Charles-Olivier is fresh out of university, degree in hand, ready for something meaningful. When jobs in his field don’t materialize, he takes a clerk position in a pool shop—a far cry from what he studied. The comedy arises from everyday indignities: the quirky customers, awkward colleague interactions, and the dissonance between “what I imagined” and “what I actually do.”
Pronovost draws heavily from his own life—he once worked in a pool shop himself. That lived experience shines through in the small details: the way Charles-Olivier arranges pool supplies, his hesitations at the cash register, and the creeping resentment that builds when former classmates seem to zoom past his stalled version of success.
The film is structured as short vignettes—snatches of moments that together build a portrait of someone juggling dignity, doubt, and monotony. The editing is sharp and rhythmic; you almost feel the drudgery of retail time: each task tacked onto the next, with escalating absurdity. There’s a scene where Charles-Olivier listens to heavy music in his car—something loud and defiant—before stepping into the pool shop, where everything is polite and soft. That contrast hits a lot harder than grand gestures.
Supporting characters are wonderfully drawn: brief but memorable. A manager more obsessed with rules than people; colleagues who don’t hide their boredom; customers who demand things but show no understanding of what it takes just to work there. They all help reflect Charles-Olivier’s internal struggle—settling vs. aspiring, indifference vs. self-worth.
Pronovost also knows how to deliver a strong climax. After simmering annoyance, Charles-Olivier reaches a point where he can’t just swallow the disrespect or the missed opportunity. The final turn feels earned. “Adulting” is not glamorized—it’s messy, sometimes ridiculous, but in Piscine Pro, it’s made relatable.

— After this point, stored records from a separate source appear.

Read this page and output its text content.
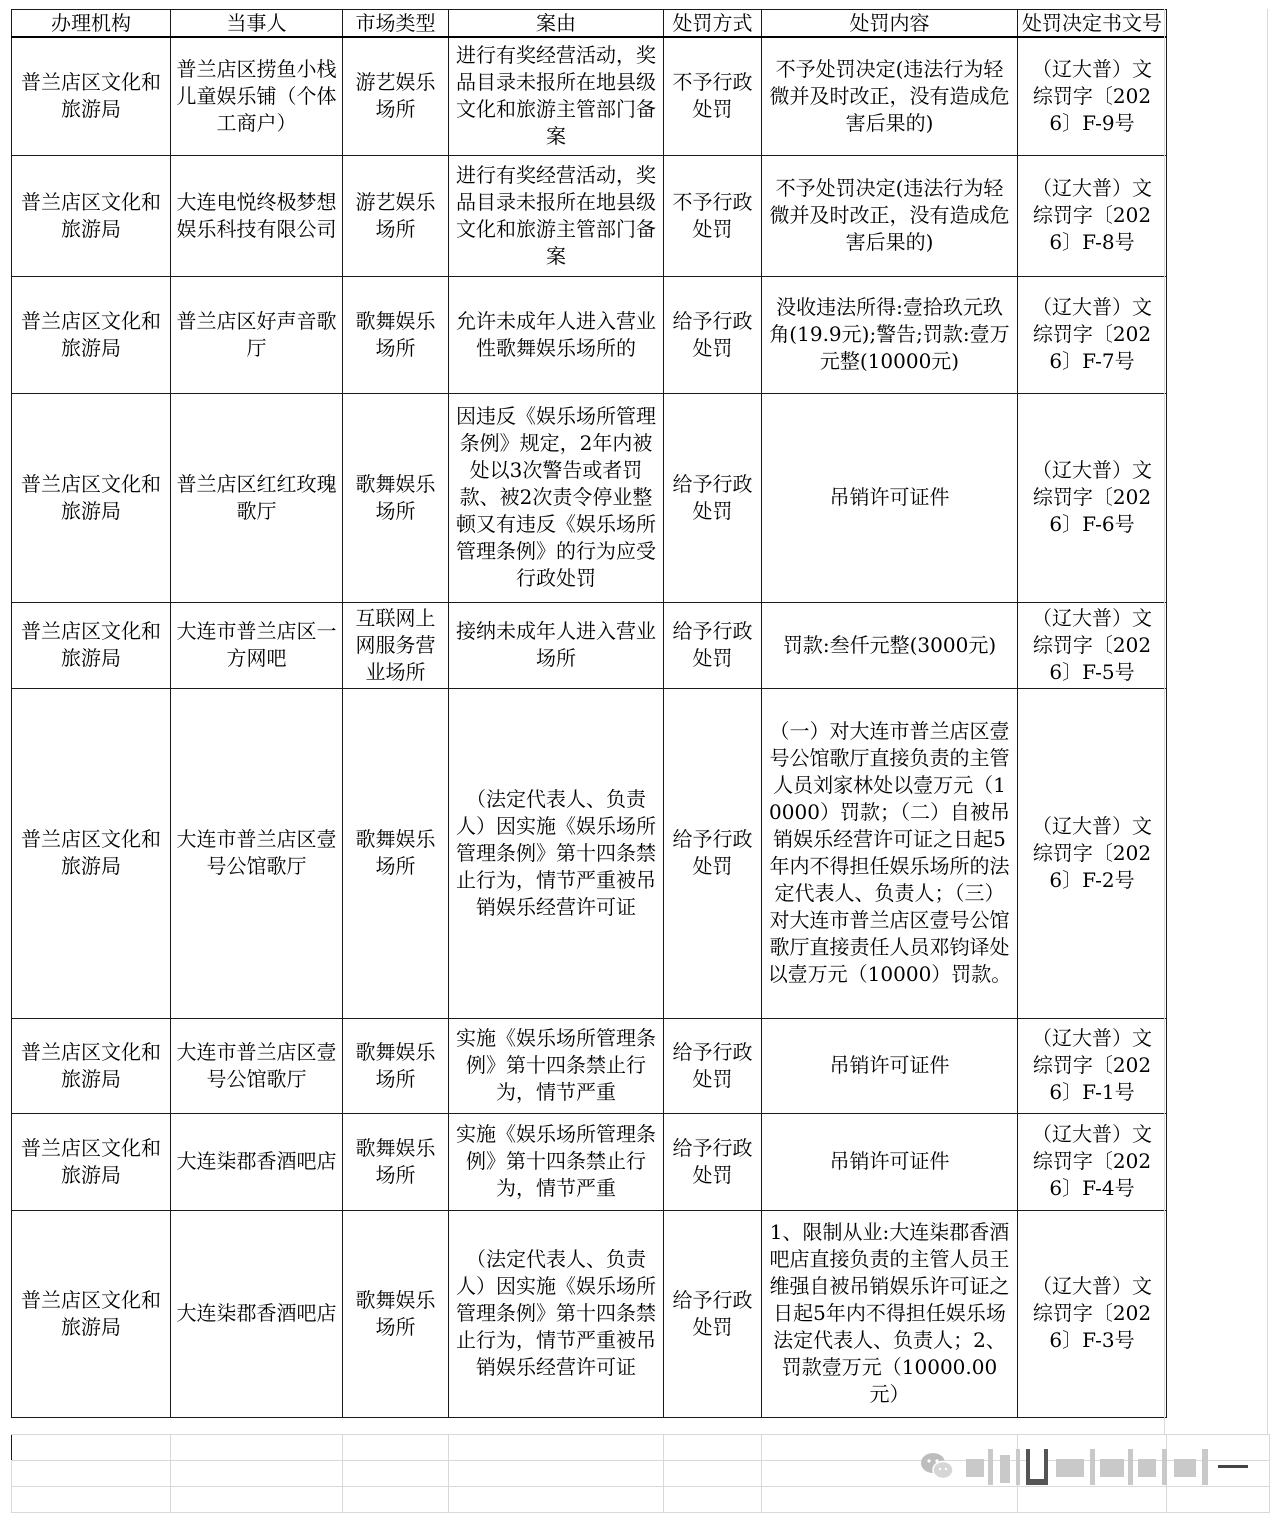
办理机构	当事人	市场类型	案由	处罚方式	处罚内容	处罚决定书文号
普兰店区文化和旅游局	普兰店区捞鱼小栈儿童娱乐铺（个体工商户）	游艺娱乐场所	进行有奖经营活动，奖品目录未报所在地县级文化和旅游主管部门备案	不予行政处罚	不予处罚决定(违法行为轻微并及时改正，没有造成危害后果的)	（辽大普）文综罚字〔2026〕F-9号
普兰店区文化和旅游局	大连电悦终极梦想娱乐科技有限公司	游艺娱乐场所	进行有奖经营活动，奖品目录未报所在地县级文化和旅游主管部门备案	不予行政处罚	不予处罚决定(违法行为轻微并及时改正，没有造成危害后果的)	（辽大普）文综罚字〔2026〕F-8号
普兰店区文化和旅游局	普兰店区好声音歌厅	歌舞娱乐场所	允许未成年人进入营业性歌舞娱乐场所的	给予行政处罚	没收违法所得:壹拾玖元玖角(19.9元);警告;罚款:壹万元整(10000元)	（辽大普）文综罚字〔2026〕F-7号
普兰店区文化和旅游局	普兰店区红红玫瑰歌厅	歌舞娱乐场所	因违反《娱乐场所管理条例》规定，2年内被处以3次警告或者罚款、被2次责令停业整顿又有违反《娱乐场所管理条例》的行为应受行政处罚	给予行政处罚	吊销许可证件	（辽大普）文综罚字〔2026〕F-6号
普兰店区文化和旅游局	大连市普兰店区一方网吧	互联网上网服务营业场所	接纳未成年人进入营业场所	给予行政处罚	罚款:叁仟元整(3000元)	（辽大普）文综罚字〔2026〕F-5号
普兰店区文化和旅游局	大连市普兰店区壹号公馆歌厅	歌舞娱乐场所	（法定代表人、负责人）因实施《娱乐场所管理条例》第十四条禁止行为，情节严重被吊销娱乐经营许可证	给予行政处罚	（一）对大连市普兰店区壹号公馆歌厅直接负责的主管人员刘家林处以壹万元（10000）罚款；（二）自被吊销娱乐经营许可证之日起5年内不得担任娱乐场所的法定代表人、负责人；（三）对大连市普兰店区壹号公馆歌厅直接责任人员邓钧译处以壹万元（10000）罚款。	（辽大普）文综罚字〔2026〕F-2号
普兰店区文化和旅游局	大连市普兰店区壹号公馆歌厅	歌舞娱乐场所	实施《娱乐场所管理条例》第十四条禁止行为，情节严重	给予行政处罚	吊销许可证件	（辽大普）文综罚字〔2026〕F-1号
普兰店区文化和旅游局	大连柒郡香酒吧店	歌舞娱乐场所	实施《娱乐场所管理条例》第十四条禁止行为，情节严重	给予行政处罚	吊销许可证件	（辽大普）文综罚字〔2026〕F-4号
普兰店区文化和旅游局	大连柒郡香酒吧店	歌舞娱乐场所	（法定代表人、负责人）因实施《娱乐场所管理条例》第十四条禁止行为，情节严重被吊销娱乐经营许可证	给予行政处罚	1、限制从业:大连柒郡香酒吧店直接负责的主管人员王维强自被吊销娱乐许可证之日起5年内不得担任娱乐场法定代表人、负责人；2、罚款壹万元（10000.00元）	（辽大普）文综罚字〔2026〕F-3号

This is a comedy, yes, but it lingers with you because it’s about waiting—to be where you want; waiting to be recognized; waiting to find meaning. For many, retail jobs or “less ideal gigs” aren’t failures—they’re survival acts, stepping stones, or temporary scaffolding. Piscine Pro honors that pause.
Pronovost’s film has played at festivals in Canada and abroad. It’s been praised for its authenticity, its eye for the painful funny, and its unwillingness to pretend that career paths are tidy.